皇帝心想,若是成了女婿,讓陸澈為他所用,也不失為一件好事。
圣旨很快就下來了。
賜婚的旨意送到永寧伯府時,沈箐筠正被禁足,陸持被圈禁,陸老爺整日唉聲嘆氣,一個家散得差不多了。
這道旨意,不啻于驚雷。
陸澈成了駙馬,永寧伯府便是皇親國戚了!
被禁足的沈箐筠得了消息,立刻打發心腹婆子去討好陸澈。往日里她最瞧不上的庶子,如今成了她唯一的救命稻草。
而陸澈,則稱自已病了,拒不接旨。
陸老爺怕皇上怪罪,這才代為接旨。
他哪里是病了,而是心里只裝著一個人。
一脫下狀元紅袍,陸澈便徑直溜進了云芙的院子。
云芙正倚在窗邊出神,聽見動靜回頭,便撞進一雙燒得通紅的眼睛里。
天旋地轉。
她被他死死按在門板上,男人身上灼人的溫度將她包裹。
“姐姐……”
他啃咬著她的唇,像是要把這些天積壓的所有不安和思念,都盡數發泄出來。
衣衫撕裂,肌膚相貼。
兩個人從門邊一路糾纏到床榻,顛鸞倒鳳,不知天地為何物。
陸澈卻撐起身子,細細吻去她眼角的淚,喑啞的嗓子里吐出幾個字,石破天驚。
“姐姐,休了他,嫁給我。
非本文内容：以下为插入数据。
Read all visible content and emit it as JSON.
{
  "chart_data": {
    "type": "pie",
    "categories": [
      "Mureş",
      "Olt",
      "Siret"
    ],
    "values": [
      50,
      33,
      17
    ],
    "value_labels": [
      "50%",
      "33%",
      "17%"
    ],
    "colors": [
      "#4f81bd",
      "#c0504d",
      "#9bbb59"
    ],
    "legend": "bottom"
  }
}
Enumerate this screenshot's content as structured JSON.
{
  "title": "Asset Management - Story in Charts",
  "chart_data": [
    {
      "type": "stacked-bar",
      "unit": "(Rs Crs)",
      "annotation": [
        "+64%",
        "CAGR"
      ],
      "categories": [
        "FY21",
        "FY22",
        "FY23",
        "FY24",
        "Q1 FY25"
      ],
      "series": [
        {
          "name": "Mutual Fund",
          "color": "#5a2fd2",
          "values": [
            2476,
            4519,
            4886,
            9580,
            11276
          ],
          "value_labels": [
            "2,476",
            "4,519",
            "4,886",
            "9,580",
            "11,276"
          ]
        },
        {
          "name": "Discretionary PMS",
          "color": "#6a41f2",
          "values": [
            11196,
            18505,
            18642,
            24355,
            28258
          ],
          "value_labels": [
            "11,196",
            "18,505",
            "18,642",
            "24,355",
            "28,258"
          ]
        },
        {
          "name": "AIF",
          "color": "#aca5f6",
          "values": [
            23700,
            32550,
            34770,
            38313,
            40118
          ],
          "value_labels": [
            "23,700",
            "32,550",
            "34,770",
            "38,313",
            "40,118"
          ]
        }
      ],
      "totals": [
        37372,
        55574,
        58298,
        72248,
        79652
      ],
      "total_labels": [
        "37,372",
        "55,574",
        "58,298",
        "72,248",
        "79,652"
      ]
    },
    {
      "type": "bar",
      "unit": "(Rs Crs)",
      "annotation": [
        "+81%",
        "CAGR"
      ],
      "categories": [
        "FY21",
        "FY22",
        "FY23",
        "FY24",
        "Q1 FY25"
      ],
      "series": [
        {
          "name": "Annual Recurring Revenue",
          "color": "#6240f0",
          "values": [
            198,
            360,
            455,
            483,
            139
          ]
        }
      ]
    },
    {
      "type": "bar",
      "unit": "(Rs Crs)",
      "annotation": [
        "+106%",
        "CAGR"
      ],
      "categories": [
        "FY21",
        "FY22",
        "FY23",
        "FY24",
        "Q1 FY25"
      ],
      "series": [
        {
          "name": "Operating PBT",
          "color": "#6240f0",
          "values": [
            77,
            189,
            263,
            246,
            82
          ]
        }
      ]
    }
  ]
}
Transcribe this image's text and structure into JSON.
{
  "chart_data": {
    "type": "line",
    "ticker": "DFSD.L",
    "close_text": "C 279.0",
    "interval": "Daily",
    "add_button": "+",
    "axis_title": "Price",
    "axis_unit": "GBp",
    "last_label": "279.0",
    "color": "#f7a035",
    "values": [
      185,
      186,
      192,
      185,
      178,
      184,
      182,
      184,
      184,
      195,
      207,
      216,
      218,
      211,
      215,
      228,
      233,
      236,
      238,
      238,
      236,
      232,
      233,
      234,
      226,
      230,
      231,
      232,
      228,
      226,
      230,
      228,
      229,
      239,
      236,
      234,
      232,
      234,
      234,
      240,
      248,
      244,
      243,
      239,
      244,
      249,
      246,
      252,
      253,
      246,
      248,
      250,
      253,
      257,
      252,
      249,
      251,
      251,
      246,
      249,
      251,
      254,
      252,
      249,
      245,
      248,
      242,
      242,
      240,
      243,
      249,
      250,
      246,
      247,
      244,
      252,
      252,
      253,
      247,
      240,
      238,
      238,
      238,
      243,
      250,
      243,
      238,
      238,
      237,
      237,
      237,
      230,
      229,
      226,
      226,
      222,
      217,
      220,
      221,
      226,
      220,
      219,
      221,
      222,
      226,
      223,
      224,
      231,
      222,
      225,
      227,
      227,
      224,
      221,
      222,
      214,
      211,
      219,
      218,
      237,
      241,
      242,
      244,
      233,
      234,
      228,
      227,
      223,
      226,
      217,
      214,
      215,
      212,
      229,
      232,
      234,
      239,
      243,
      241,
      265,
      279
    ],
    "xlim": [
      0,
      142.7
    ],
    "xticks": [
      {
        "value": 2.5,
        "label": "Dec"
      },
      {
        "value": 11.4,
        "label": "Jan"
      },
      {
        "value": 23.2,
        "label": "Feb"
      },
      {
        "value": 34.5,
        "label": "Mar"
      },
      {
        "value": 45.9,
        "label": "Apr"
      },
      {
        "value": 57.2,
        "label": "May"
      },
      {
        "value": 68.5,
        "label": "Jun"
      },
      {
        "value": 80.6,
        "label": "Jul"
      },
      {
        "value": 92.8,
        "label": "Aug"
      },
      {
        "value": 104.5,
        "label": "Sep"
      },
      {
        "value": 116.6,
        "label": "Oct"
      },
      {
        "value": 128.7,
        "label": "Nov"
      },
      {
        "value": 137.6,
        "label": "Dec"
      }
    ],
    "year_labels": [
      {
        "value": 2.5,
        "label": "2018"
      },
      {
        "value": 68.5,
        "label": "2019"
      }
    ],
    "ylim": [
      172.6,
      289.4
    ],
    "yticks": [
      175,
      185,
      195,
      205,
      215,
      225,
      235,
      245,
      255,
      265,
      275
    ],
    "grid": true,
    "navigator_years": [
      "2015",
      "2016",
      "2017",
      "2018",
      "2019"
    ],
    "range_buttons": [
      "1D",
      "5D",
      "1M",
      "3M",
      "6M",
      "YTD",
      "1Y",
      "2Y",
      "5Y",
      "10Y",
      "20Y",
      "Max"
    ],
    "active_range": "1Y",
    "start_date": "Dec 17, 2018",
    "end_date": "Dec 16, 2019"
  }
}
”
她懷疑自已聽錯了。
陸澈卻又重復了一遍,眼里的瘋狂和執拗,讓她心驚。
“把他休了,我娶你。”
這簡直是倒反天罡!
哪有做妾的通房,反過來休了大爺的道理?
反了天了,小三發賣大房。
她還沒來得及開口,陸澈便俯下身,滾燙的唇貼著她的臉頰:“姐姐,你信我。”
云芙推開他,眼底一片清明:“三郎說笑了。我如今這身份,哪還配得上新科狀元爺。”
她刻意咬重了“狀元爺”三個字。
他沒再逼她,只是伸手,用指腹摩挲著她被自已吻得紅腫的唇瓣。
“等我。”
他只留下這兩個字,便轉身離去。
不出三日,宮里派來交接駙馬府事宜的內官便到了永寧伯府。
誰知,陸澈一身公服,對著內官長揖及地,言辭懇切。
“臣蒙圣上隆恩,然伯府養育之恩未報,臣不敢忘本。臣懇請陛下恩準,允臣仍居伯府,以便晨昏定省,侍奉父親。”
這話說得滴水不漏,既表了孝心,又全了風骨。
內官無法,只得回去復命。
城陽公主在宮里氣得摔了最愛的琉璃盞,卻也無可奈何。
這番操作,讓整個伯府看陸澈的眼神都變了。敢拒絕公主,單獨住在自家府上的駙馬,從古至今也沒幾個。
倒是給伯府長臉了。
從來駙馬都是低人一等,這下,整個京城都要高看他伯府一眼了。
而這位新晉駙馬爺,當晚就從所有人的視線里消失了。
一連數日,誰也找不到他。
公主府派人來請,說公主殿下賜下了許多珍玩,請駙馬過府一敘。
下人戰戰兢兢地回:“狀元爺他外出了,具體不知多久回呢。”
只有云芙知道,這個“偶感風寒”的男人,此刻正在她的臥房里,像頭標記領地的野獸,不知饜足。
她被迫對外稱病,房門緊鎖。
這小小的院落,成了與世隔絕的方寸天地。
白日里,窗戶緊閉,簾幔低垂。
夜里,更是顛鸞倒鳳,不知今夕何夕。
“芙兒……我的好芙兒……”
陸澈將她整個人抱起,抵在冰冷的妝鏡前。
鏡中人影交疊,他逼著她。
看她是如何承歡,又是如何被逼出一聲聲貓叫嗚咽。
從地面,到搖晃的窗臺。
再到那張承受了太多荒唐的黃花梨木椅。
整個房間,都染上了他們交纏的氣息。
云芙覺得自已像一葉扁舟,在欲望的狂潮里浮沉,隨時都會被這瘋子拆吃入腹。
她累極了,求饒的話都說不出口,只能用指甲在他結實的背上劃出一道道紅痕。
“姐姐,說,你是誰的人?”
他一遍遍地問。
云芙被他折騰得狠了,腦子昏沉,只能順著他:“是三郎……嗯……你的……”
兩人汗水淋漓,緊緊相擁。
這駙馬爺,夜夜宿在長嫂房中,算怎么回事?
他不要命,她還要!
“三郎,你該走了。”
云芙的聲音帶著愛過后的沙啞。
陸澈卻將她摟得更緊,下巴蹭著她的發頂,撒嬌道。
“不走。”
“公主那邊……”
“讓她等著。”
陸澈睜開眼,“姐姐,再等等我。這伯府,很快就要換天了。”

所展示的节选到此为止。